In afwijking van de artikelen 14, 15, 17 en 18 van het koninklijk besluit van 29 juni 1973 houdende bezoldigingsregeling van het personeel van de federale overheidsdiensten, wordt deze nuttige anciënniteit de fictieve geldelijke anciënniteit bepaald in het enig niveau B. Het verschil tussen de geldelijke anciënniteit en de nuttige anciënniteit verworven in de oude weddenschaal wordt meegenomen in de nieuwe weddenschaal en is beperkt tot elf maanden. § 3. In afwijking van § 1, behouden de ambtenaren ambtshalve benoemd in de graad van administratief deskundige, voorheen bekleed met de geschrapte graad van assistent voor de werkgelegenheid en voorheen begunstigde van de hierna vermelde weddenschaal, het voordeel van deze weddenschaal : 15.323,33 - 23.725,55 3/1 x 252,18 1/2 x 292,59 1/2 x 390,04 2/2 x 672,31 9/2 x 624,27 § 4. De in artikel 2, § 1, bedoelde ambtenaren, voorheen begunstigde van de weddenschaal 26C, bekomen automatisch, wanneer zij 9 jaar graadanciënniteit hebben, de hierna vermelde weddenschaal : 17.994,53 - 27.166,51 3/1 x 252,18 2/2 x 390,04 3/2 x 672,31 9/2 x 624,27 De in het vorige lid bedoelde ambtenaren, die geslaagd zijn voor een competentiemeting, bekomen de competentietoelage onder de voorwaarden gesteld in artikel 35 van het koninklijk besluit van 10 april 1995 tot vaststelling van de weddenschalen der aan verscheidene federale overheidsdiensten gemene graden. HOOFDSTUK II. - Wijziging van het koninklijk besluit van 6 mei 1998 betreffende de hiërarchische indeling van de bijzondere graden waarvan de ambtenaren van de Rijksdienst voor Arbeidsvoorziening kunnen titularis zijn en tot vaststelling van de toegangsmodaliteiten tot sommige van deze graden

Art. 4.Artikel 7bis van het koninklijk besluit van 6 mei 1998 betreffende de hiërarchische indeling van de bijzondere graden waarvan de ambtenaren van de Rijksdienst voor Arbeidsvoorziening kunnen titularis zijn en tot vaststelling van de toegangsmodaliteiten tot sommige van deze graden, ingevoegd bij het koninklijk besluit van 25 juni 1999, wordt vervangen als volgt : "Artikel 7bis.

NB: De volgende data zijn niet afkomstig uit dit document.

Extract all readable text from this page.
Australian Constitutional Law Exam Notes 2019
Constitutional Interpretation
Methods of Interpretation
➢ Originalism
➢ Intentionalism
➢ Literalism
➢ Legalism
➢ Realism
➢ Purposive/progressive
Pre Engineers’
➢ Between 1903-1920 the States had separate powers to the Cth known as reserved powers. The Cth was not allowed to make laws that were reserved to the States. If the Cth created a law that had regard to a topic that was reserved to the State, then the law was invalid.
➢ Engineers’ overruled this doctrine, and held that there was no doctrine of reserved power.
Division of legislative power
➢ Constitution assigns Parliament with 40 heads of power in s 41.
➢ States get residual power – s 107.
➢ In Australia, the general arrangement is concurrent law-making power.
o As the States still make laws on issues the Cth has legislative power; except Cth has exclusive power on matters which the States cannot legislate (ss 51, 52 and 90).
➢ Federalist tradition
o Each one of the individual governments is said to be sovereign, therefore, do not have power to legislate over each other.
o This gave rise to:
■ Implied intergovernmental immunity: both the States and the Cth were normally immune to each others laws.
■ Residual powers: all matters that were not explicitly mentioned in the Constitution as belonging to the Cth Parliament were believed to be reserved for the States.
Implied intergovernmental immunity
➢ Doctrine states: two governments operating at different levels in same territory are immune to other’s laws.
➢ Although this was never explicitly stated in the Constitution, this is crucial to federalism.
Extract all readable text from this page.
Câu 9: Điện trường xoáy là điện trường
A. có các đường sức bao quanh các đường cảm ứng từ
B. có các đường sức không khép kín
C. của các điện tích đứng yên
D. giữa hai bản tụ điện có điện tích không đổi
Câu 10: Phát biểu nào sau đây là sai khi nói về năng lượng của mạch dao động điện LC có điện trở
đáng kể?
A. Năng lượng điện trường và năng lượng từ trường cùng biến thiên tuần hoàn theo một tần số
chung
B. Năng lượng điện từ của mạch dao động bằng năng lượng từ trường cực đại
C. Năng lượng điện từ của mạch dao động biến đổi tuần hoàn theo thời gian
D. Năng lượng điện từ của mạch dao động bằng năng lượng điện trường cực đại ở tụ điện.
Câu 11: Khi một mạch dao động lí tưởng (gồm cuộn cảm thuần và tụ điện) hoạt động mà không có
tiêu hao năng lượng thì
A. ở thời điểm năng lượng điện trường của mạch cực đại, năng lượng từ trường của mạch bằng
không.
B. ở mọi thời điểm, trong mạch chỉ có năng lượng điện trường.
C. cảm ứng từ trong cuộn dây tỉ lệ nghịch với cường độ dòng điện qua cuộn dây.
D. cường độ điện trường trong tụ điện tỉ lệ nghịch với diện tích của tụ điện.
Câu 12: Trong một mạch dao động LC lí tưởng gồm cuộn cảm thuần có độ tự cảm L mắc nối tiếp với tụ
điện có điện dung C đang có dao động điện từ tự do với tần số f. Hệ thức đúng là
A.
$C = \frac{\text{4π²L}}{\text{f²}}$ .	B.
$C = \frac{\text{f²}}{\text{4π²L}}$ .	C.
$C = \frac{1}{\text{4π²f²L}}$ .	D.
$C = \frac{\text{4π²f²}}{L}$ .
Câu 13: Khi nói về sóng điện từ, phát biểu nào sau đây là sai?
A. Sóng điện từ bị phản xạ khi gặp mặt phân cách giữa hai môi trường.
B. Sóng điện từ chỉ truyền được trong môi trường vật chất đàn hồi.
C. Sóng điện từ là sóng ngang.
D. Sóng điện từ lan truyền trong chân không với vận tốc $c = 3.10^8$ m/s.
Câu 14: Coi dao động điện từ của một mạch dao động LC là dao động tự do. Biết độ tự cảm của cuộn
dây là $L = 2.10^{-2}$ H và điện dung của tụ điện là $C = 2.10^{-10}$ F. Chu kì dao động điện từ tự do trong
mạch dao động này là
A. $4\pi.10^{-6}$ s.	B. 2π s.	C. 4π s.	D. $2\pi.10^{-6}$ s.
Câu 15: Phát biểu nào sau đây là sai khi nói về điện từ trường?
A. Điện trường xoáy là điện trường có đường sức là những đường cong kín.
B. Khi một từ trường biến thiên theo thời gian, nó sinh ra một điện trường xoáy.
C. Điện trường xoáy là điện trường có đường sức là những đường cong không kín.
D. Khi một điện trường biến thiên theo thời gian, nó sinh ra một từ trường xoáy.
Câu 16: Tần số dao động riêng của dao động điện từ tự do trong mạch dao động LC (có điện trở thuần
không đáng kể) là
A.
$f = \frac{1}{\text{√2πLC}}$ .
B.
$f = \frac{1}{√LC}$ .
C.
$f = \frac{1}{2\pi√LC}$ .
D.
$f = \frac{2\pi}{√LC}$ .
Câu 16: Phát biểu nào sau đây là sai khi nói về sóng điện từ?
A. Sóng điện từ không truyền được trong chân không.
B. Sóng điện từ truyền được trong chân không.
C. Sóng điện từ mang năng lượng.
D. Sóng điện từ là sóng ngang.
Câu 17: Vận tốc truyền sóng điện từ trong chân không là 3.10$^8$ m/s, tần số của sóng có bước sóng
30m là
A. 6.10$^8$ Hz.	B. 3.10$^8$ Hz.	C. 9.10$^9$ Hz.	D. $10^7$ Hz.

De graad van adjunct-adviseur voor de werkgelegenheid kan worden verleend aan de geslaagden van een vergelijkende selectie of van een vergelijkende selectie voor overgang naar het hogere niveau. ».

Art. 5.De artikelen 7ter, 7quater en 7quinquies van hetzelfde besluit, ingevoegd bij het koninklijk besluit van 25 juni 1999, worden opgeheven.

Art. 6.In hetzelfde besluit wordt artikel 7sexies, ingevoegd bij het koninklijk besluit van 25 juni 1999- en dat artikel 7ter wordt, vervangen als volgt : "Artikel 7ter.

In afwijking van artikel 12 van het koninklijk besluit van 2 oktober 1937 houdende het statuut van het rijkspersoneel, kunnen de ambtenaren van de Rijksdienst voor Arbeidsvoorziening die titularis zijn van de graad van adjunct-adviseur voor de werkgelegenheid enkel door mutatie worden aangewezen voor een vacante betrekking die overeenstemt met hun graad. "

Art. 7.In hetzelfde besluit wordt artikel 7septies, ingevoegd bij het koninklijk besluit van 25 juni 1999 en dat artikel 7quater wordt, vervangen als volgt : "Artikel 7quater.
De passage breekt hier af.